6.1.1.2 Reinforcement learning with chain-of-thought
Beyond fine-tuning using human-annotated CoT, reinforcement learning (RL) represents another widely adopted training methodology. However, recent evidence suggests that RL primarily unlocks existing CoT-like capabilities rather than discovering fundamentally new reasoning mechanisms ([96,97,98,99]). Additionally, CoT-training with RL is known for its instability and data inefficiency, often requiring extensive exploration and careful reward design. In contrast, HRM takes feedback from dense gradient-based supervision rather than relying on a sparse reward signal. Moreover, HRM operates naturally in a continuous space, which is biologically plausible and avoids allocating same computational resources to each token, even though tokens vary in their reasoning and planning complexity [16].
6.1.1.3 Linear attention
Recurrence has been explored not only for its capability in universal computation, but also as a means to replace the attention mechanism in Transformers, which suffers from quadratic time and memory complexity ([100]). Recurrent alternatives offer a more efficient design by processing input tokens sequentially and predicting the next token at each time step, similar to early RNN-based language models.
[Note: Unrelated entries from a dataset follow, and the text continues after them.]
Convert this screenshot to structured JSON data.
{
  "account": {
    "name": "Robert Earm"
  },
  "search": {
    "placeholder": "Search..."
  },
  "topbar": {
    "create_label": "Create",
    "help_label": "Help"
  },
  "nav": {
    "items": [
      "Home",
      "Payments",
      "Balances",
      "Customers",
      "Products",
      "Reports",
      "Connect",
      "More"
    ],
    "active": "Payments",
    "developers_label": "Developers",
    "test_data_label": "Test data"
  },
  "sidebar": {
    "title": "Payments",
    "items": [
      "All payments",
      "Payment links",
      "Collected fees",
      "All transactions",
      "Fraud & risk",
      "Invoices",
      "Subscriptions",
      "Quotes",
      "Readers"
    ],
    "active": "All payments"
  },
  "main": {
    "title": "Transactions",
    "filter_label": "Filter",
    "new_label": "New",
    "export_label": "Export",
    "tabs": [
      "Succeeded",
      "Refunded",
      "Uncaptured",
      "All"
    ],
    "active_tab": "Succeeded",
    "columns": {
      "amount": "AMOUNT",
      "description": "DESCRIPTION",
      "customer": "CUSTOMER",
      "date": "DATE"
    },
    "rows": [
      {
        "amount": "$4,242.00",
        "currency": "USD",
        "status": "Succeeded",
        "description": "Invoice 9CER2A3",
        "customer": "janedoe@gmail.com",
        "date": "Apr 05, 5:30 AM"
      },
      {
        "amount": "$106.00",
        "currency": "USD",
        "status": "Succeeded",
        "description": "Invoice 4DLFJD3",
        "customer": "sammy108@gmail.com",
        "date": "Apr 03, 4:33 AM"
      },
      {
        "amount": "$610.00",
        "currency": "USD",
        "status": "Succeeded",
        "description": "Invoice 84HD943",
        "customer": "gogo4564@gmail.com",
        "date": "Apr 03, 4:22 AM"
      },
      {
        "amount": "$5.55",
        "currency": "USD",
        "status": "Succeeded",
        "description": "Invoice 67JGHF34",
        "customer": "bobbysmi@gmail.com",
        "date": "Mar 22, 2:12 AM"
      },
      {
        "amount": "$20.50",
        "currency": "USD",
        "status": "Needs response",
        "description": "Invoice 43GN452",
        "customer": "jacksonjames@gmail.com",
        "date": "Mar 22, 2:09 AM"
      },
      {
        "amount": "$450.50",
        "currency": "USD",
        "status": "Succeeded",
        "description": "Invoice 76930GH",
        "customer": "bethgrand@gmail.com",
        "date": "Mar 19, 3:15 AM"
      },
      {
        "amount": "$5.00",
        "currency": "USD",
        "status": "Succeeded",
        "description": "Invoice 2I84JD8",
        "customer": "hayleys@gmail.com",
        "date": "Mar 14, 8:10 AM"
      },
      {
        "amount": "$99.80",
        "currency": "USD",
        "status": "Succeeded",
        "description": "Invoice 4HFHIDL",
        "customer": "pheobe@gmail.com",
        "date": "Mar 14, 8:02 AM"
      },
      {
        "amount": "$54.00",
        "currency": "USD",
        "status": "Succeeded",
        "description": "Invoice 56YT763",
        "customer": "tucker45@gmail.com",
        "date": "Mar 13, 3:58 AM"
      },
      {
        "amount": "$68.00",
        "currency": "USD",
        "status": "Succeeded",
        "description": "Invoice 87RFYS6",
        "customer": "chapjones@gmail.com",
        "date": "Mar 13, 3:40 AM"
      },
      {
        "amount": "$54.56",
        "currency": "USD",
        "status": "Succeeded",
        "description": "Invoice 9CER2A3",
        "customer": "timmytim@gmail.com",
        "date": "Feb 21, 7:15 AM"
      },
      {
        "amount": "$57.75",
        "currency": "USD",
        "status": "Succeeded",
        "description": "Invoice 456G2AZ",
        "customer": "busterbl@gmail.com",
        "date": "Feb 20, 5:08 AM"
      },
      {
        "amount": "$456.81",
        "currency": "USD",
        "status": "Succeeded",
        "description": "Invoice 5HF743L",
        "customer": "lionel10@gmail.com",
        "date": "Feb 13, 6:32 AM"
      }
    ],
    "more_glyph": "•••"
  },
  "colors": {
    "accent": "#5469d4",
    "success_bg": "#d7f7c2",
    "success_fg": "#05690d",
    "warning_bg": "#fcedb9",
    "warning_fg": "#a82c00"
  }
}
Some linear-attention variants, such as Log-linear Attention [101], share an RNN-like state-update that can be interpreted as propagating multi-timescale summary statistics, thereby retaining long-range context without the quadratic memory growth of standard self-attention. However, substituting the attention mechanism alone does not change the fact that Transformers are still fixed-depth, and require CoT as a compensatory mechanism. Notably, linear attention can operate with a reduced key-value cache over extended contexts, making them more suitable for deployment on resource-constrained edge devices.

7. Conclusion

This work introduces the Hierarchical Reasoning Model, a brain-inspired architecture that leverages hierarchical structure and multi-timescale processing to achieve substantial computational depth without sacrificing training stability or efficiency. With only 27M parameters and training on just 1000 examples, HRM effectively solves challenging reasoning problems such as ARC, Sudoku, and complex maze navigation--tasks that typically pose significant difficulties for contemporary LLM and chain-of-thought models.
Although the brain relies heavily on hierarchical structures to enable most cognitive processes, these concepts have largely remained confined to academic literature rather than being translated into practical applications. The prevailing AI approach continues to favor non-hierarchical models. Our results challenge this established paradigm and suggest that the Hierarchical Reasoning Model represents a viable alternative to the currently dominant chain-of-thought reasoning methods, advancing toward a foundational framework capable of Turing-complete universal computation.
Acknowledgements We thank Mingli Yuan, Ahmed Murtadha Hasan Mahyoub and Hengshuai Yao for their insightful discussions and valuable feedback throughout the course of this work.